New Relic's "Request Queuing" metric is an often misunderstood and badly named figure that often confuses and worries application developers and DevOps engineers. In 2013, after receiving the umpteenth support request worried about this metric while working with Engine Yard's Application Support team, I took some time and wrote this guide to show how request queueing is actually request latency, and does not indicate that your application server has its request queue backed up, but instead that this is the difference in time between front-end proxy and the execution of the New Relic Agent code in your app.

Understanding New Relic Queuing: Engine Yard Blog (PDF)

(PDF is self-hosted in the event Engine Yard discontinues this article or their past blog posts.)

Request queuing in New Relic is often misinterpreted as "there's a bunch of unserved HTTP requests from users piled up in the (Puma/Thin/Unicorn/Passenger) queue! Oh no!". Thankfully - and somewhat confusingly - that's not the case at all. At Engine Yard, we added a custom header to nginx that would mark the point in time when nginx itself received the HTTP request. This is after it's been routed from the user, across the internet, to the first entry point of an application (wherever your A or AAAA record sticks to), and through the load balancer (in our case, haproxy), and finally to nginx. Then, as the request was processed by the application server in use - whatever it may have been - New Relic's agent code in your application would look for this header and subtract the time difference between then, and the point in time it executed that code. Hence, this isn't a queue at all, it's latency.

The article goes into more detail and shows you how you can use various tools for both Phusion Passenger and Unicorn - the latter requiring some custom code that I've distilled into a tool - to find out how many requests are ACTUALLY piled up under the hood in the global request queue.

The resulting tool for checking Unicorn request queue (for real), unicorn_status.rb, was a joint effort between myself, Adam Holt, and Christopher Rigor.

People using Phusion's excellent Passenger application server can get this information much easier: simply run passenger-status on the VM that's processing your application's requests.

How is request latency useful?

If this figure gets unreasonably high (what's "unreasonable" depends on your application and architecture, but in general up to around ~50-100ms of latency is "normal") it could be a signal that something is getting between your reverse proxy (e.g. nginx) and your application's ability to process request code.

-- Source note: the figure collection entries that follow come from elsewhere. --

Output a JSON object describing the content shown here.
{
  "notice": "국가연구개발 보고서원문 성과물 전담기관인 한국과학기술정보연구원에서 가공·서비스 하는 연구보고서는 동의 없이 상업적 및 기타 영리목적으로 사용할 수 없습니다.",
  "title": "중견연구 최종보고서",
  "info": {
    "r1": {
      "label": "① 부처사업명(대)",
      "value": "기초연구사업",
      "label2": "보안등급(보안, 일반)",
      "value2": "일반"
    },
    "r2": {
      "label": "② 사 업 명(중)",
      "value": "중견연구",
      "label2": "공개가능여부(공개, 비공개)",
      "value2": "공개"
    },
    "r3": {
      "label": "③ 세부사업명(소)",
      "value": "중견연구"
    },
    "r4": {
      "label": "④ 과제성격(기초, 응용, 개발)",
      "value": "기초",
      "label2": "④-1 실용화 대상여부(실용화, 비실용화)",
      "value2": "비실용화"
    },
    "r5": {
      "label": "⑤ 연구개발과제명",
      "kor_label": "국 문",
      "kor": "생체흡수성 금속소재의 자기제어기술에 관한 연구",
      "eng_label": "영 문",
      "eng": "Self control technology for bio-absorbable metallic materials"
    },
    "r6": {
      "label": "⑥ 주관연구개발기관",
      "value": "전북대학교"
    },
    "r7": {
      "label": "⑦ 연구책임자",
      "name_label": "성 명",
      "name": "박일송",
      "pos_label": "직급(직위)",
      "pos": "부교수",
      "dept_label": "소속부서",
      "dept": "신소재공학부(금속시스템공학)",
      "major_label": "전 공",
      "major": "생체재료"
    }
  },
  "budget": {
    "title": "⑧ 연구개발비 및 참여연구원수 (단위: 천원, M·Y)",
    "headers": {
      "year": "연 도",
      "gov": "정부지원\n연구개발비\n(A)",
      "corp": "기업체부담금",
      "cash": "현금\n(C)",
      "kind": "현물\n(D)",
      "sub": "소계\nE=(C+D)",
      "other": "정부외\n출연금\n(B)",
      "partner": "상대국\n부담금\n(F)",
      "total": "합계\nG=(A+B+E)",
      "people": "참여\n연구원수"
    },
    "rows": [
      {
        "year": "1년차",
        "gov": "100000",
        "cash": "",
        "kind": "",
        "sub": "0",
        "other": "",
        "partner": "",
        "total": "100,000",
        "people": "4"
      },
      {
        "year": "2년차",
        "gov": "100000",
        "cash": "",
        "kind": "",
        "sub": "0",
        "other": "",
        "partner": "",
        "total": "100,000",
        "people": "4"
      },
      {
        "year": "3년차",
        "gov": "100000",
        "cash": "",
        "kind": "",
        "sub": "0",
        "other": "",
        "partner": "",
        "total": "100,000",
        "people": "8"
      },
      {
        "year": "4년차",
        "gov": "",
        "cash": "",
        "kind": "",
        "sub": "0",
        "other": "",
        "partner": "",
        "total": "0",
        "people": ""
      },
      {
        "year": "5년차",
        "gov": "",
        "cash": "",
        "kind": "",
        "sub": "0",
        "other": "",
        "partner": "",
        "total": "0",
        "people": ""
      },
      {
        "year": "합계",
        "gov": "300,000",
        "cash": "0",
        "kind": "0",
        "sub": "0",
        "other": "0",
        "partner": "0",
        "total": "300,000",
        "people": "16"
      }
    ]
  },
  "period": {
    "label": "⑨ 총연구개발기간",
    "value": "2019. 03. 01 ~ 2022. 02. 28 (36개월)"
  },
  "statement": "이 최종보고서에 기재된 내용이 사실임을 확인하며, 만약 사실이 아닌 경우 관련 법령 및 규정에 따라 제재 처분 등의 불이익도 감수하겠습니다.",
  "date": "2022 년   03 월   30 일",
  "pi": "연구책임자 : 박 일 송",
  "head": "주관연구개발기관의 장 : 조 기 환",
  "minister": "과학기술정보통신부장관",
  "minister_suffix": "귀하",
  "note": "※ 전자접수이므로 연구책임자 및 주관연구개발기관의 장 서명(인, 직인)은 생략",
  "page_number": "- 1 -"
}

Here's a non-exhaustive summary list of possible causes when you're seeing high request latency in your application environment:

  • Slow actions running as a "filter" before or around each request (e.g. before_filter in Rails);
  • Database queries that aren't optimized or have no indexes - perhaps introducing a memory cache could help;
  • Is the application server itself restarting or killing/respawning workers rather often? Check application server logs and system logs for memory consumption and OOM ("out of memory") events;
  • Are there network-level requests to external resources that happen as part of the request? (Think microservices, etc.) Consider an out-of-band worker to fetch once and cache for ~5 minutes or whatever's appropriate;
  • Is your application CPU intensive or running on underpowered hardware? Consider a vertical upgrade;
  • Is the VM your application runs on (or the fleet of VMs) pushing swap? free -m will show you if swap is being used and if it is, free up some memory or upgrade total memory capacity;
  • This is because, when a server needs and/or accesses swap, disk i/o - the speed at which a disk can read and/or write data - can be a huge bottleneck, even on solid state drives.
  • Check your overall database performance; are indexes properly utilized (or are you missing any?) Database triggers happening unnecessarily? Is the DB server itself just plain hammered under load (e.g. BI reporting tools running)? Consider setting up a replica and conducting reads from it exclusively for things like reporting and/or long running processing tasks.